O sol já no quarto descendente, me arrisco pela indicação do caminho. Era o início da minha errância e eu não sabia.
Passei num bordel de beira de estrada, mulheres-dama me deram água e me convidaram para passar a noite. Não fiquei, segui viagem para não amolecer o espírito. Cumpri os 42 km até a ponte de Madeira sobre o leito seco do Batistério. Era uma grota, já no fim da luz do dia. Dali ele deveria verter no das Velhas, poucos quilômetros antes do São Francisco. Ali começou a jornada de Riobaldo como jagunço, seu reencontro com o menino da Barra do Rio de Janeiro.
Eu entrei no meu labirinto, a estrada sumiu na areia, só boi me seguia no breu. Os aparelhos marcavam rota não transitável e eu quase acreditando nas coordenadas do maligno. Devia já ter chegado em algum lugar e só me embrenhava mais. A fadiga, o cansaço, o farol do Cavalo Motor apagado quando cessava o movimento das rodas travadas nos bancos de areia, uma bifurcação sem indício, entrei errado e fui parar no pé de uma serra.
Sertão é labirinto e o medo nosso minotauro. Deixei o facão na bainha do alforge – à mão, o canivete na cintura e rompi a escuridão quando avistei uma luzinha fraca. Da estrada dava uns 300 metros. Gritei por informação. A luz apagou. Insisti e a voz respondeu me confirmando o caminho errado. Tinha que voltar e seguir o outro sentido na bifurcação. Só ouvia a voz, distante. O diálogo foi esse, e assim eu retornei. Partindo ouço dois tiros atrás de mim. Era a voz se certificando que eu não ficaria por perto. O medo dele era diferente do meu. Medo de homem.

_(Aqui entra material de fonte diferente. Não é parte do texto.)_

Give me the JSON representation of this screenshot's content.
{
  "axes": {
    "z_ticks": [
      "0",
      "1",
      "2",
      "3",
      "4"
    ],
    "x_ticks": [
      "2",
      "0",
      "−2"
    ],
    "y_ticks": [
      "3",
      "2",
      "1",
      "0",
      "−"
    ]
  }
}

Sigo errando pelo caminho certo e topo outra bifurcação. Fiquei ali fazendo cálculos sem conseguir chegar a uma conclusão. Pressenti movimento no mato, mão no facão, forcei e vista e vi surgir um vulto de dentro da escuridão. Na frente um cachorro. Deitei a bicicleta no chão e gritei: Arrenego cão dos infernos, valei-me nossa senhora da Abadia!
Mas ele veio vindo sem hesitar, quando estava a poucos metros esbarrou e eu distingui: era um senhor albino, miúdo, a expressão serena. Baixei minha arma. Ele não demonstrava medo e isso, não sei exatamente porque, me deixou aliviado. Sem eu perguntar ele me disse: – Meu filho, você está perdido nos caminhos, mas pode pegar essa banda de lá da estrada toda vida que daqui a três léguas encontra pouso pra descansar o corpo cansado.

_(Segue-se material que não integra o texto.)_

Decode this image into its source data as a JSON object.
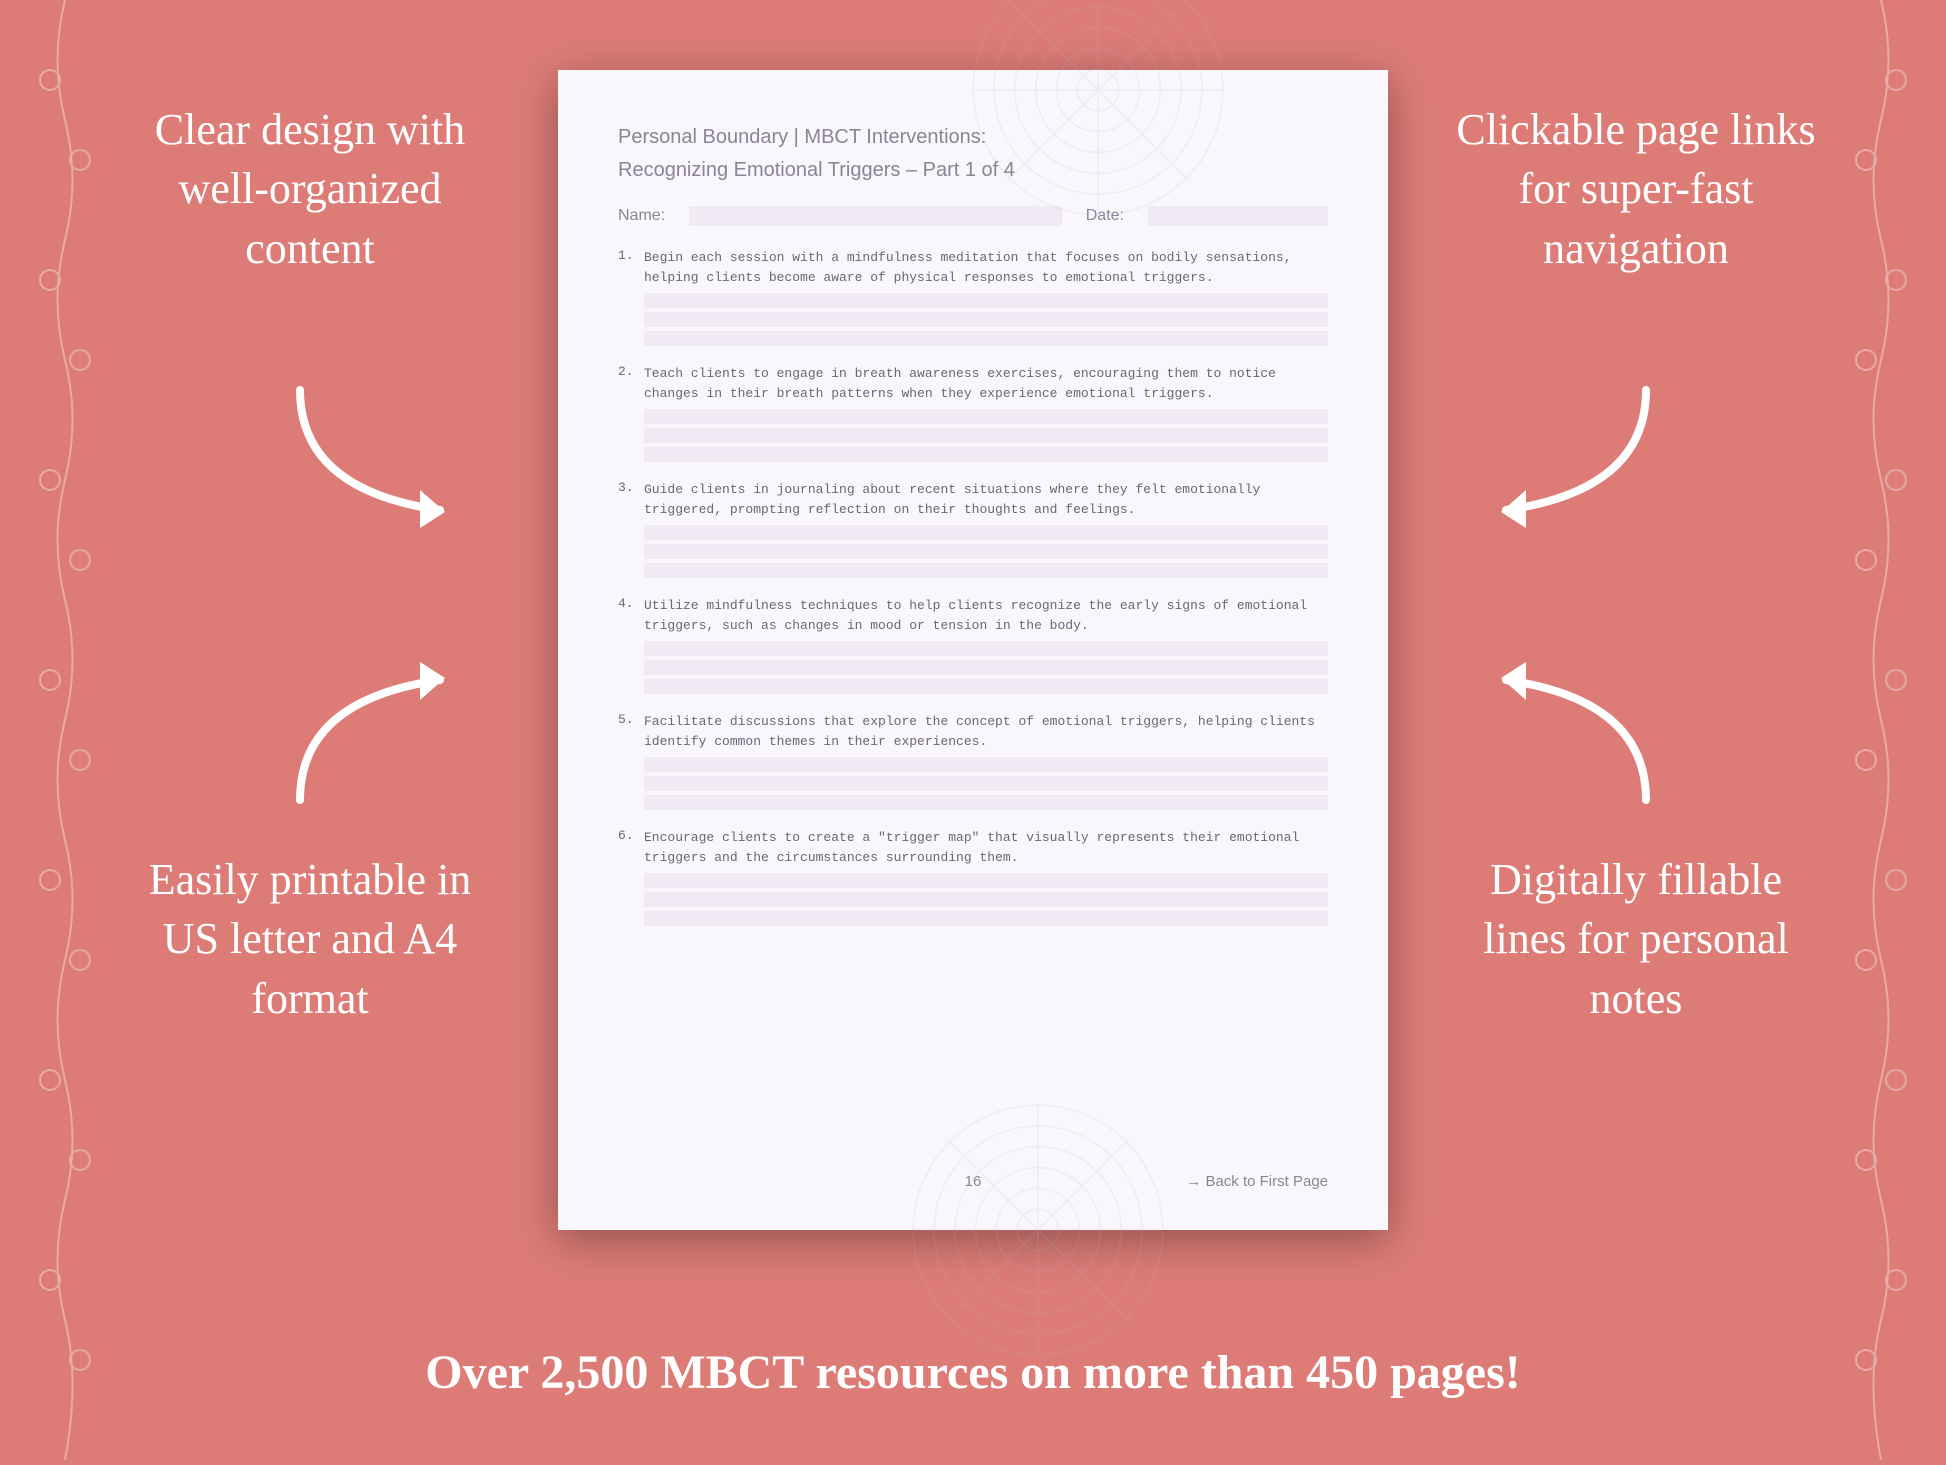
{
  "background_color": "#dd7c77",
  "page_background": "#faf7fc",
  "field_fill": "#f0eaf5",
  "text_muted": "#8a8496",
  "callout_color": "#ffffff",
  "callouts": {
    "top_left": "Clear design with well-organized content",
    "top_right": "Clickable page links for super-fast navigation",
    "bottom_left": "Easily printable in US letter and A4 format",
    "bottom_right": "Digitally fillable lines for personal notes"
  },
  "bottom_banner": "Over 2,500 MBCT resources on more than 450 pages!",
  "worksheet": {
    "header_line1": "Personal Boundary | MBCT Interventions:",
    "header_line2": "Recognizing Emotional Triggers  – Part 1 of 4",
    "name_label": "Name:",
    "date_label": "Date:",
    "items": [
      {
        "num": "1.",
        "text": "Begin each session with a mindfulness meditation that focuses on bodily sensations, helping clients become aware of physical responses to emotional triggers."
      },
      {
        "num": "2.",
        "text": "Teach clients to engage in breath awareness exercises, encouraging them to notice changes in their breath patterns when they experience emotional triggers."
      },
      {
        "num": "3.",
        "text": "Guide clients in journaling about recent situations where they felt emotionally triggered, prompting reflection on their thoughts and feelings."
      },
      {
        "num": "4.",
        "text": "Utilize mindfulness techniques to help clients recognize the early signs of emotional triggers, such as changes in mood or tension in the body."
      },
      {
        "num": "5.",
        "text": "Facilitate discussions that explore the concept of emotional triggers, helping clients identify common themes in their experiences."
      },
      {
        "num": "6.",
        "text": "Encourage clients to create a \"trigger map\" that visually represents their emotional triggers and the circumstances surrounding them."
      }
    ],
    "page_number": "16",
    "back_link": "→ Back to First Page"
  }
}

Foi o tempo de ajustar as amarras do alforge na bicicleta, quando me virei para agradecer o homem já tinha sumido na escuridão. Não tive mais dúvida nem quis fazer ciência, segui a indicação com garantia de certeza.
No assentamento de Rompe Dias veio a confirmação, o caminho era aquele mesmo!

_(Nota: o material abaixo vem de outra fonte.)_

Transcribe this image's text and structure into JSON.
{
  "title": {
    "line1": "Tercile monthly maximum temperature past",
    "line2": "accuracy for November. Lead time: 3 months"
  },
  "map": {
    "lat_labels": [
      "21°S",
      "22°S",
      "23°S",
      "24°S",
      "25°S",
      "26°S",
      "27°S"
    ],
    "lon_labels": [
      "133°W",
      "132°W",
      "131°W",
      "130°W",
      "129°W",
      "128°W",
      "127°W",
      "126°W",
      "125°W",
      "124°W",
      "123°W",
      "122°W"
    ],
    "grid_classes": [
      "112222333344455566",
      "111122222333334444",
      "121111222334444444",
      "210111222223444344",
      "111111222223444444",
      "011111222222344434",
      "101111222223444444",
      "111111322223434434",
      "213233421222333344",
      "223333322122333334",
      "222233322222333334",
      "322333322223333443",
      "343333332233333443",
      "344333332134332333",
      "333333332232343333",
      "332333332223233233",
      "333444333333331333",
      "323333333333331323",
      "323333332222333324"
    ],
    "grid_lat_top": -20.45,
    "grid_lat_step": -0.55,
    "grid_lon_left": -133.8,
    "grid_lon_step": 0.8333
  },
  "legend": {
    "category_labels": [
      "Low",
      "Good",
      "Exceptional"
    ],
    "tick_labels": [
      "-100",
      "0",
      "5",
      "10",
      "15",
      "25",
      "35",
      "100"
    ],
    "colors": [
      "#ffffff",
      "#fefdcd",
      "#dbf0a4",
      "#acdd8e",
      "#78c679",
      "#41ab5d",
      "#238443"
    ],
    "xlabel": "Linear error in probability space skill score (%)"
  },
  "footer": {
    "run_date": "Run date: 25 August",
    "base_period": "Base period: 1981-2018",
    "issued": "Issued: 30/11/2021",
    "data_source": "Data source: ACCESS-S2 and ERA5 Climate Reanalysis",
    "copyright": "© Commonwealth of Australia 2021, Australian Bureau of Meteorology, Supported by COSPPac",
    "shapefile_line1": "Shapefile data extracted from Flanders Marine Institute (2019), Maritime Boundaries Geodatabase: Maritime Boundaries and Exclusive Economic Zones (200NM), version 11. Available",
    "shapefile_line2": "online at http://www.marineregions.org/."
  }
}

Exatamente 18 km depois estava na Barra do Guaicuí. Eram mais de 10 horas da noite e tinha rodado 78 km, contando as voltas no labirinto. Dormi um sono pesado e o senhor albino me apareceu no sonho novamente, dessa vez não disse nada. Amanheci minhas dúvidas naquela travessia. Como pode um cético invocar santo em hora de desespero?
Olá.
Vim cá pesquisar a respeito do Rio das Velhas e do Córrego do Batistério, por conta de Grande Sertão. Estou estudando essa obra para uma iniciação científica. Sou estudante de Ciências Sociais. E fiquei surpresa com o que encontrei: alguém fazendo o percurso de Riobaldo Tatarana. Foi nessa região que Riobaldo se abrigou depois de ter fugido do bando de Zé Bebelo, num aguentava mais a constante brutalidade. Foi ali que ele dormiu com uma mulher cujo marido estava fora. Ela ficou de acender uma fogueira pra ele quando o marido não estivesse. Enquanto isso Riobaldo ficou abrigado na fazendo do do pai dela, Manoel Inácio, dito Malinácio. No entremeio da espera chega um bando de tropeiros. E é ali que se dá o Reencontro com o Menino. Depois ele segue com o bando sob a chefia de Titão Passos. E se cansa: “de seguir assim, sem a dura decisão, feito cachorro magro que espera viajantes em ponto de rancho, o senhor quem sabe vá achar que eu seja homem sem caráter. Eu mesmo pensei. Conheci que estava choco, dado no mundo, vazio de um meu dever honesto. Tudo naquele tempo, e de cada banda que eu fosse eram pessoas matando e morrendo, vivendo numa fúria firme numa certeza, e eu não pertencia a razão nenhuma, não guardava fé e nem fazia parte”. Senti vontade de compartilhar. Estamos na mesma etapa da travessia: a minha é covarde, preguiçosa, talvez inútil – ao avesso da tua. Parabéns. Acompanharei.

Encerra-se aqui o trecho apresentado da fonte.